One eco-friendly brand set to make an impact in Cannes this month is Rivedroite, whose second store in Paris near the Louvre has become a proper destination.

For this year’s festival, Rivedroite created the jackets and T-shirts for staff at the Gala beach club on the Croisette, following on from working with bustling French hotel chain Accor.
In its nine years of existence, the brand has become a successful private label supplier for beauty companies in L’Oréal that want pouches made from recycled materials, while also producing bags for high-profile labels within LVMH and Kering.
“They can be corporate gifts or even for internal events, for brands, restaurants, and hotels. We want to prove it is feasible to make cool products here in Europe or close by. You don’t have to go to China,” explains Yasmine Auquier Buron, who founded Rivedroite with her sister Sofia and pal Aurélie Jansem.
Though the heart of the brand is its second store at 10 rue de Richelieu, just 100 yards from the world’s most popular museum, the Louvre—which has over nine million annual visitors—it is their mission that truly defines Rivedroite. The boutique opened last November, just as the City of Paris began extensive renovations on the street, turning a busy car thoroughfare into a far more charming strip of restaurants, cafés, and cool boutiques—from Maison Margiela to the latest iteration of concept store Merci.
“We wanted a place where you feel what Rivedroite is all about—sustainable hedonism. It’s a joyful lifestyle brand, not just a bag brand. Where the joy of buying a cool new product is boosted by knowing it’s from a clean supply chain. We want no compromises between sustainability and happiness,” insists Jansem.

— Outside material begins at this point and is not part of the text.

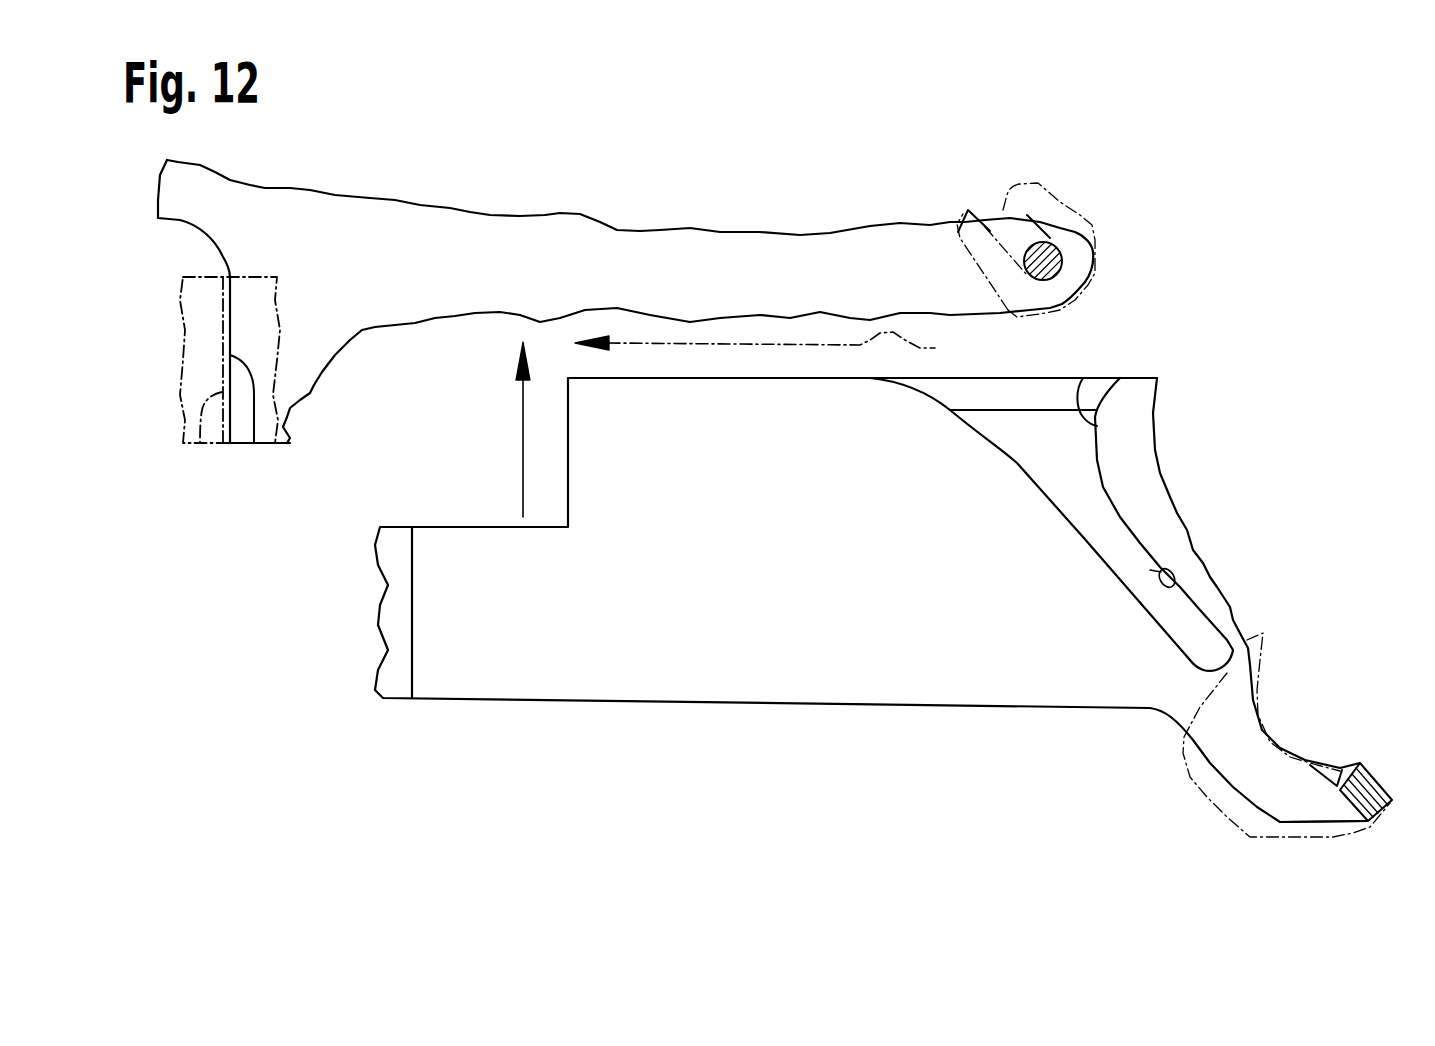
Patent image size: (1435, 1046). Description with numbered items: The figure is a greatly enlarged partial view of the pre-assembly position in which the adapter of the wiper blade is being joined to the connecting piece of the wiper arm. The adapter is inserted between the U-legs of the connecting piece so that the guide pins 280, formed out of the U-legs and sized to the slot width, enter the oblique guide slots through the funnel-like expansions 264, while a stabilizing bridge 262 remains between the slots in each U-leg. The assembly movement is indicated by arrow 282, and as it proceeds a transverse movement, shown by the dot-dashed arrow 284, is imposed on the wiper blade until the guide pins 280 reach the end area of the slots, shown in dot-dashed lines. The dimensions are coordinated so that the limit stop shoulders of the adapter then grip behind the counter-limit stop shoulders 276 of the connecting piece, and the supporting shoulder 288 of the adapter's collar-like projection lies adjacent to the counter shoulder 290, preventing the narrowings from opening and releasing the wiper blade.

The store boasts a coffee bar and a rich vinyl record collection, where clients can hang out over a cappuccino sitting on 1950s cinema stall chairs. Cleverly fitted out with upcycled plywood shelves, a mid-century Dutch glass globe chandelier, and display units made of compressed blocks of cotton and denim from Fabrik, it also includes a customization space and a repair center in the basement.
Their hip, no-frills space includes the brand’s cult sweatshirts reading Paris Is My Hometown; workerist denim jackets with patch pockets; and a slew of bags—totes, satchels, barrels, and even laptop pouches in animal prints.
Rue Richelieu is three times the size of their debut 38-square-meter boutique at 95 rue Vieille du Temple in the Marais. There is little pain at the cash register: denim Barbès jackets cost €120; recycled cotton leopard print 24-hour bags sell for €100; cult sweatshirts are the same.
Yasmine worked for nearly ten years at L’Oréal, helping to set up its luxury division in Morocco, where sister Sofia lives and where they hatched the idea of a brand based on circularity—linking up with Jansem, ex-Clarins and Yves Rocher, to create the smartly named and easy-to-remember Rivedroite.
In a sense, Rivedroite is the latest example of France’s ability to invent happening brands and to differentiate them—since Rivedroite is much more about the funky 10th and 11th arrondissements of Paris, and not the rich and pampered 8th.

“We represent the upcoming and noisy part of Paris, like Shoreditch, Brooklyn, and Kreuzberg,” smiles Aurélie.
The brand stands out for its unique eco-sustainable business model. Rivedroite buys and recycles cotton or collects denim deadstock and stonewashes the fabric without chemicals in Morocco, the base of nearly all their production.
“Morocco is the nearest place to Europe where they make a lot of denim. And because water is so precious there, they use remarkably little in the production process,” insists Yasmine, who visits Morocco most months.
“China was never an option for us. First, it’s too far, and secondly, the supply chain is opaque. Our suppliers are transparent, and that means we can trace every batch of fabric we get,” she continues.
Before Aurélie adds “Morocco is also just 14 kilometres south of Europe. Supplies that leave there on Saturday morning at 10:30 a.m. arrive in Paris on Wednesday at 9 a.m.”

Rivedroite is not manufactured in France, as the cost is 2.5 to 4 times higher. The brand is socially inclusive and helps channel microcredits to small groups of its suppliers to create their own garment-making fabric companies. Meanwhile, 1 % of revenue goes to charity, which is sourced from occasional sales.
Chic, cool, but hard-headed, the trio has made Rivedroite profitable from the beginning. Three years ago, the brand sold in 80 sales points. This year, it retails in over 400 stores in 27 countries. Last week, a store in Chile ordered products; last month, a boutique in Thailand did too. Their key markets, though, are France, Spain, Belgium, and the USA. In the latter, they avoid department stores but sell to concept stores for the whole family and female apparel boutiques. Annually, Rivedroite is now close to €10 million in annual turnover.
“Our goal is to make things right and to make some money, while making fashion part of the long-term solution,” concludes Yasmine.